Глава 7

— Скажите, правда ли, что участники, занявшие первые места на олимпиаде, профессиональные актеры? — спросил Осадчий. Он сидел прямо, чуть откинув голову назад.

Лапшина снисходительно усмехнулась и после небольшой паузы произнесла:

— Анонимку вам прислали или кто-либо нажаловался?

— Мы получили письмо, — ответил мягко и спокойно Осадчий, но проницательные глаза его смотрели холодно и строго.

— От кого, если не секрет?

— Разве это так уж важно? — проговорила Елена Ивановна, зная, что автор письма пожелал, чтобы фамилия его не упоминалась.

Лапшина явно уклонялась от ответов на вопросы, которые ей задавали. Однако со слов преподавателей, и Елена Ивановна, и Осадчий уже знали, что факты, изложенные в письме, верны. Маневры директора Дома ученых лишний раз это подтверждали.

— Но я настаиваю, чтобы вы назвали фамилию склочника, пытающегося опорочить наш здоровый коллектив, — с нажимом почти на каждом слове сказала Лапшина, встала и плотно закрыла двери. Одета она была по последней моде: мини-юбка и блузка без рукавов, с глубоким вырезом. Очевидно, Лапшину не смущали ни ее полнота, ни вполне зрелый возраст.

— Зачем же автора письма называть склочником, ведь вы пока еще не доказали, что факты, о которых идет речь, ложь. — Осадчий говорил все в том же миролюбивом тоне.

На мгновение Лапшина растерялась, но тут же снова перешла в наступление:

— Я словно виновата в чем-то. Сидите с каменными лицами. — Ее раздражала спокойная уверенность Осадчего.

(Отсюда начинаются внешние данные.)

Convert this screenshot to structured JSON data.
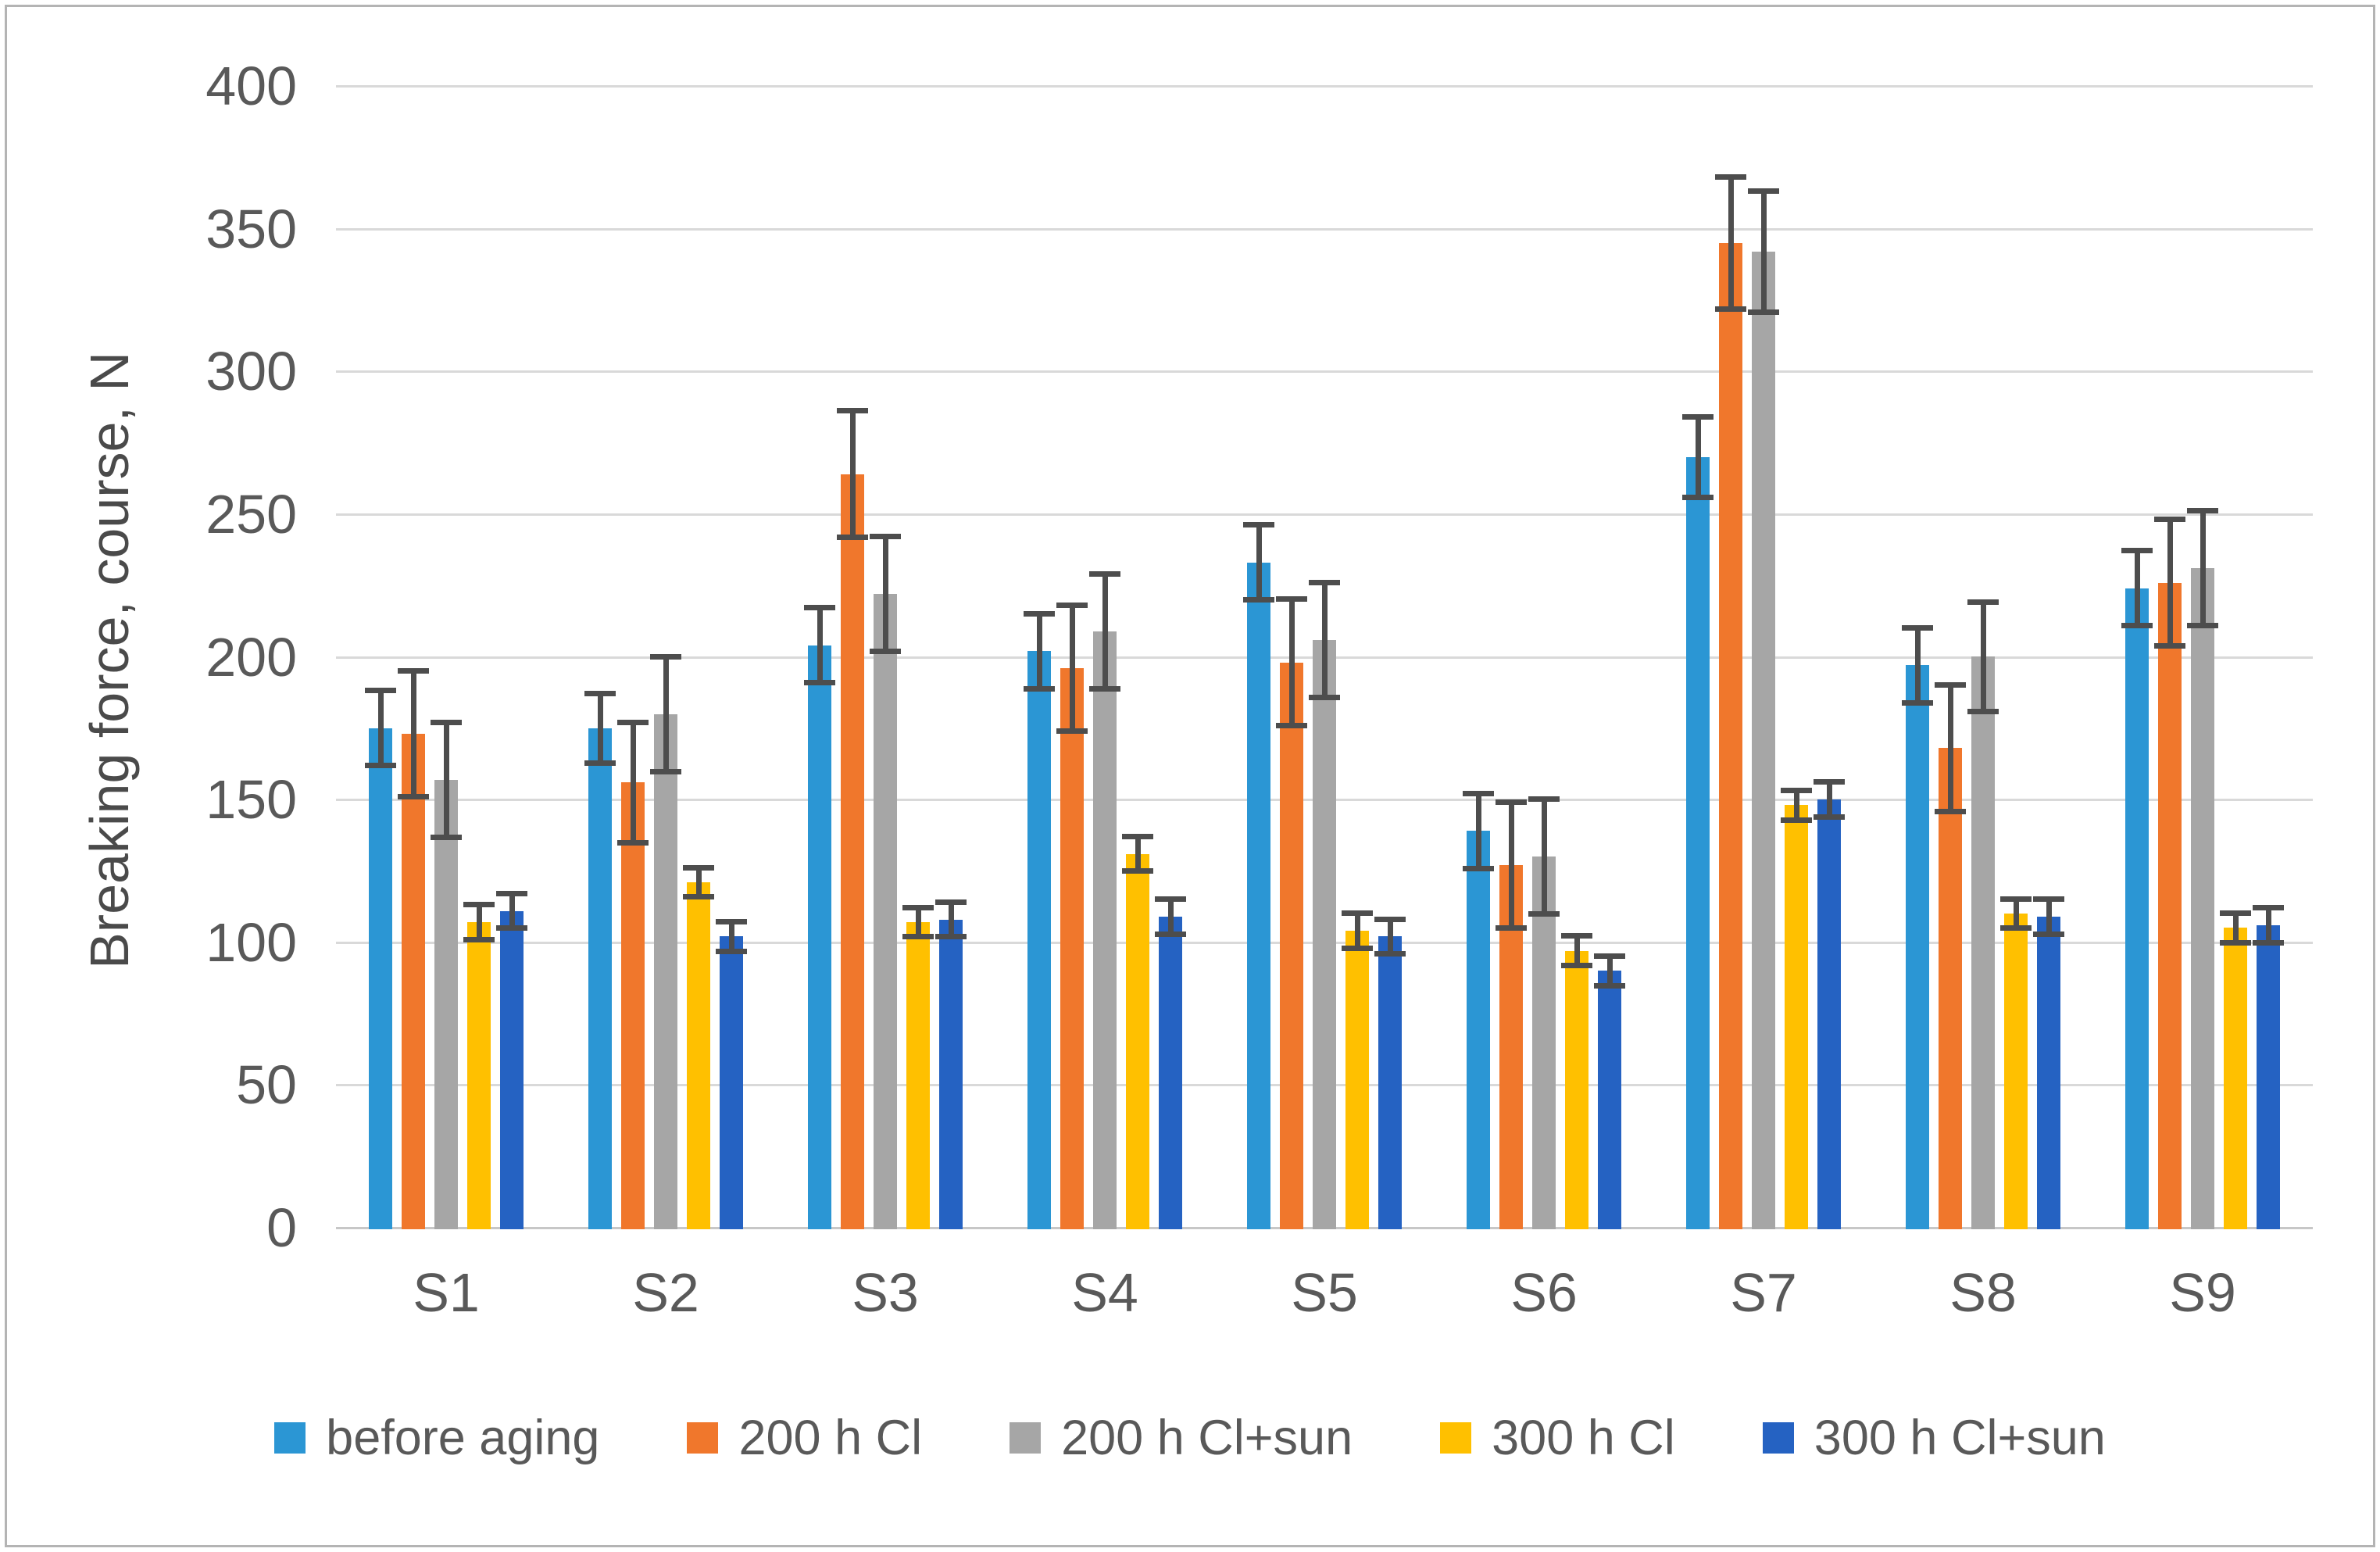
{
  "chart_data": {
    "type": "bar",
    "title": "",
    "xlabel": "",
    "ylabel": "Breaking force, course, N",
    "ylim": [
      0,
      400
    ],
    "ytick_step": 50,
    "y_ticks": [
      0,
      50,
      100,
      150,
      200,
      250,
      300,
      350,
      400
    ],
    "grid": "horizontal",
    "legend_position": "bottom",
    "error_bar_color": "#4d4d4d",
    "categories": [
      "S1",
      "S2",
      "S3",
      "S4",
      "S5",
      "S6",
      "S7",
      "S8",
      "S9"
    ],
    "series": [
      {
        "name": "before aging",
        "color": "#2b96d4",
        "values": [
          175,
          175,
          204,
          202,
          233,
          139,
          270,
          197,
          224
        ],
        "errors": [
          13,
          12,
          13,
          13,
          13,
          13,
          14,
          13,
          13
        ]
      },
      {
        "name": "200 h Cl",
        "color": "#f0772c",
        "values": [
          173,
          156,
          264,
          196,
          198,
          127,
          345,
          168,
          226
        ],
        "errors": [
          22,
          21,
          22,
          22,
          22,
          22,
          23,
          22,
          22
        ]
      },
      {
        "name": "200 h Cl+sun",
        "color": "#a6a6a6",
        "values": [
          157,
          180,
          222,
          209,
          206,
          130,
          342,
          200,
          231
        ],
        "errors": [
          20,
          20,
          20,
          20,
          20,
          20,
          21,
          19,
          20
        ]
      },
      {
        "name": "300 h Cl",
        "color": "#ffc000",
        "values": [
          107,
          121,
          107,
          131,
          104,
          97,
          148,
          110,
          105
        ],
        "errors": [
          6,
          5,
          5,
          6,
          6,
          5,
          5,
          5,
          5
        ]
      },
      {
        "name": "300 h Cl+sun",
        "color": "#2562c2",
        "values": [
          111,
          102,
          108,
          109,
          102,
          90,
          150,
          109,
          106
        ],
        "errors": [
          6,
          5,
          6,
          6,
          6,
          5,
          6,
          6,
          6
        ]
      }
    ]
  }
}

А Елене Ивановне доставляло удовольствие наблюдать, как естественно, с каким внутренним достоинством он держится, нравились и его манеры, и красивая посадка чуть-чуть откинутой головы, и густые рыжеватые волосы, зачесанные назад и открывавшие выпуклый широкий лоб. Но особенно хороши были небольшие темные глаза. Обычно в них светилась добродушная усмешка, тогда лицо Осадчего было приветливым, и совершенно менялось оно, когда исчезала усмешка и умные глаза изучающе смотрели на собеседника.

— Мы ведем деловую беседу… — Осадчий едва уловимо пожал плечами, его удивило замечание Лапшиной.

Ту, очевидно, ввела в заблуждение кажущаяся молодость Осадчего, и она пыталась изменить ход разговора. Иван Осадчий, действительно, выглядел гораздо моложе своих лет. Он давно отслужил военную службу на Балтике и уже около десяти лет работал наладчиком на машиностроительном заводе. Был он специалистом высокой квалификации, с которым нередко советовались опытные инженеры.

В кабинет вошел бухгалтер с какими-то бумагами.

— Я занята! — Лапшина взглядом указала на дверь.

Пробормотав что-то о закрытии банка, бухгалтер поспешно вышел.

— Вы нам так и не ответили, почему на олимпиаде вместо участников самодеятельности вы показали профессиональных актеров? — снова повторил свой вопрос Осадчий.

— Между прочим, вы даже не потрудились предъявить свои документы, — сказала Лапшина.

— Я шесть раз предъявлял их вашей секретарше!

Беседуя с преподавателями, и Елена Ивановна и Осадчий представились им. Директор об этом не могла не знать. Просто Лапшина пыталась хоть к чему-то придраться, чтобы потом говорить о недопустимом тоне депутатов, а не объяснять, каким образом коллективу достались первые места.

— Может, перейдем, наконец, к делу? — спросила Елена Ивановна, когда Лапшина вернула удостоверения. — Время-то идет.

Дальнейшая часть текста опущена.